Companies routinely overinvest in promotions and underinvest in advertising, product development, and new forms of distribution. As a result, powerhouse brands have been weakened, often beyond recovery.

 

Our research into the role of marketing strategy in brand performance indicates that companies are paying too much attention to short-term data and not enough to the long-term health of their brands. They routinely overinvest in price promotions and underinvest in advertising, new-product development, and new forms of distribution. As a result of these shortsighted approaches, powerhouse brands have been weakened, often beyond recovery. It’s time for changes in how companies measure brand performance, how they communicate about their brands to the markets, and how they oversee brand managers. Those changes won’t happen without a major shift in thinking at the senior-management level. Corporate managers have the ability to make these sweeping changes. Do they have the will?
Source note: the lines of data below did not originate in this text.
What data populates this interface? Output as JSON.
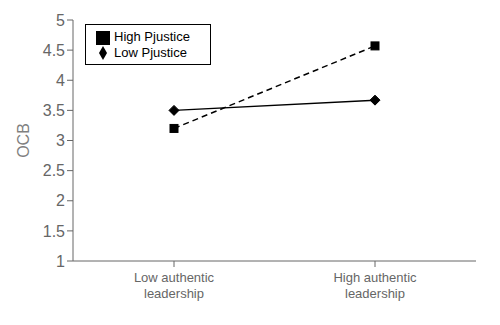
{
  "chart_data": {
    "type": "line",
    "y_label": "OCB",
    "categories": [
      "Low authentic\nleadership",
      "High authentic\nleadership"
    ],
    "series": [
      {
        "name": "Low Pjustice",
        "color": "#000000",
        "marker": "diamond",
        "line_style": "solid",
        "values": [
          3.5,
          3.67
        ]
      },
      {
        "name": "High Pjustice",
        "color": "#000000",
        "marker": "square",
        "line_style": "dashed",
        "values": [
          3.2,
          4.57
        ]
      }
    ],
    "ylim": [
      1,
      5
    ],
    "yticks": [
      1,
      1.5,
      2,
      2.5,
      3,
      3.5,
      4,
      4.5,
      5
    ],
    "grid": false,
    "legend": "upper left"
  }
}
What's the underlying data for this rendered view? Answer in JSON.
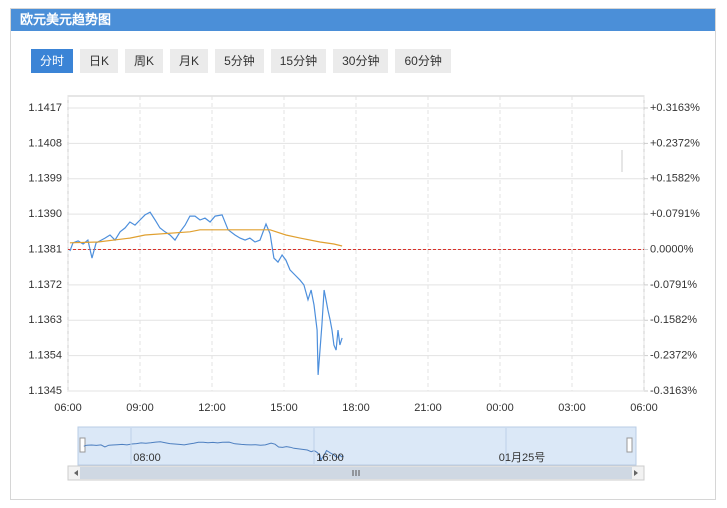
{
  "panel": {
    "title": "欧元美元趋势图",
    "tabs": [
      "分时",
      "日K",
      "周K",
      "月K",
      "5分钟",
      "15分钟",
      "30分钟",
      "60分钟"
    ],
    "active_tab": 0
  },
  "chart_data": {
    "type": "line",
    "xlim": [
      0,
      24
    ],
    "xticks": [
      {
        "value": 0,
        "label": "06:00"
      },
      {
        "value": 3,
        "label": "09:00"
      },
      {
        "value": 6,
        "label": "12:00"
      },
      {
        "value": 9,
        "label": "15:00"
      },
      {
        "value": 12,
        "label": "18:00"
      },
      {
        "value": 15,
        "label": "21:00"
      },
      {
        "value": 18,
        "label": "00:00"
      },
      {
        "value": 21,
        "label": "03:00"
      },
      {
        "value": 24,
        "label": "06:00"
      }
    ],
    "ylim": [
      1.1345,
      1.1417
    ],
    "yticks": [
      1.1417,
      1.1408,
      1.1399,
      {
        "value": 1.139,
        "label": "1.1390"
      },
      1.1381,
      1.1372,
      1.1363,
      1.1354,
      1.1345
    ],
    "y2lim": [
      -0.3163,
      0.3163
    ],
    "y2ticks": [
      {
        "value": 0.3163,
        "label": "+0.3163%"
      },
      {
        "value": 0.2372,
        "label": "+0.2372%"
      },
      {
        "value": 0.1582,
        "label": "+0.1582%"
      },
      {
        "value": 0.0791,
        "label": "+0.0791%"
      },
      {
        "value": 0,
        "label": "0.0000%"
      },
      {
        "value": -0.0791,
        "label": "-0.0791%"
      },
      {
        "value": -0.1582,
        "label": "-0.1582%"
      },
      {
        "value": -0.2372,
        "label": "-0.2372%"
      },
      {
        "value": -0.3163,
        "label": "-0.3163%"
      }
    ],
    "up_color": "#e0231c",
    "down_color": "#1c8c2a",
    "flat_color": "#999999",
    "reference_line": 1.1381,
    "reference_color": "#d9322b",
    "grid": true,
    "series": [
      {
        "color": "#4d8fdc",
        "x": [
          0.08,
          0.21,
          0.42,
          0.63,
          0.83,
          1.0,
          1.17,
          1.33,
          1.54,
          1.75,
          1.96,
          2.17,
          2.38,
          2.58,
          2.79,
          3.0,
          3.21,
          3.42,
          3.63,
          3.83,
          4.04,
          4.25,
          4.46,
          4.67,
          4.88,
          5.08,
          5.29,
          5.5,
          5.71,
          5.92,
          6.13,
          6.42,
          6.67,
          6.96,
          7.17,
          7.38,
          7.58,
          7.79,
          8.0,
          8.25,
          8.42,
          8.58,
          8.75,
          8.92,
          9.08,
          9.25,
          9.46,
          9.67,
          9.83,
          10.0,
          10.13,
          10.25,
          10.38,
          10.42,
          10.5,
          10.58,
          10.67,
          10.75,
          10.83,
          10.92,
          11.0,
          11.08,
          11.17,
          11.25,
          11.33,
          11.42
        ],
        "values": [
          1.13806,
          1.13827,
          1.13832,
          1.13824,
          1.13834,
          1.13788,
          1.13827,
          1.13832,
          1.13839,
          1.13847,
          1.13834,
          1.13855,
          1.13865,
          1.1388,
          1.13872,
          1.13885,
          1.13898,
          1.13905,
          1.13885,
          1.13865,
          1.13855,
          1.13847,
          1.13834,
          1.13855,
          1.13872,
          1.13895,
          1.13895,
          1.13885,
          1.1389,
          1.1388,
          1.13895,
          1.13898,
          1.1386,
          1.13847,
          1.13839,
          1.13834,
          1.13839,
          1.13829,
          1.13834,
          1.13875,
          1.1385,
          1.13788,
          1.13778,
          1.13796,
          1.13783,
          1.13758,
          1.13745,
          1.13732,
          1.1372,
          1.13682,
          1.13707,
          1.13669,
          1.13605,
          1.13491,
          1.13554,
          1.13618,
          1.13707,
          1.13682,
          1.13656,
          1.13631,
          1.13605,
          1.13567,
          1.13554,
          1.13605,
          1.13567,
          1.13585
        ]
      },
      {
        "color": "#e0a030",
        "x": [
          0.08,
          1.25,
          2.58,
          3.21,
          5.08,
          5.5,
          8.42,
          9.08,
          9.67,
          10.5,
          11.08,
          11.42
        ],
        "values": [
          1.13827,
          1.13829,
          1.13839,
          1.13847,
          1.13855,
          1.1386,
          1.1386,
          1.13847,
          1.13839,
          1.13829,
          1.13824,
          1.13819
        ]
      }
    ]
  },
  "navigator": {
    "labels": [
      "08:00",
      "16:00",
      "01月25号"
    ]
  }
}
The Genesis of the Short-Term View

One wonders how manufacturers became so myopic about their brands. We suggest three factors: an abundance of real-time sales data that make short-term promotional effects more apparent, thus pushing manufacturers to overdiscount; a corresponding dearth of usable information to help assess the effect of long-term investments in brand equity, new products, and distribution; and the short tenure of brand managers. We’ll discuss each in turn.

Data are proliferating.

Before the 1980s, brand managers had to wait up to two months to get sales numbers. Matching weekly discounts to changes in sales was a difficult and error-prone task. That all changed with the advent of store scanners, which gave managers real-time sales data. These figures made it possible to attribute a spike in sales to a price promotion. (See the exhibit “Scanner Data Reveal the Immediate Effect of Price Promotions.”)

Although scanner data showed brand managers the clear link between discounting and sales, the numbers didn’t necessarily tell them much about whether a given promotion was profitable. For that assessment, they needed to compare sales at the discounted price with those that probably would have occurred without the promotion. To help brand managers predict the level of sales in the absence of a discount, and thus to assess the immediate profitability of promotions, baseline sales models were developed—in part by Leonard Lodish. (It’s important to note that, contrary to the belief of many brand managers, baseline sales are estimates—albeit very good ones—not measures of actual sales. Baseline sales are estimated by extrapolating from periods when there are no price reductions or other kinds of promotions.) This new metric further highlighted the short-term effects of trade promotions.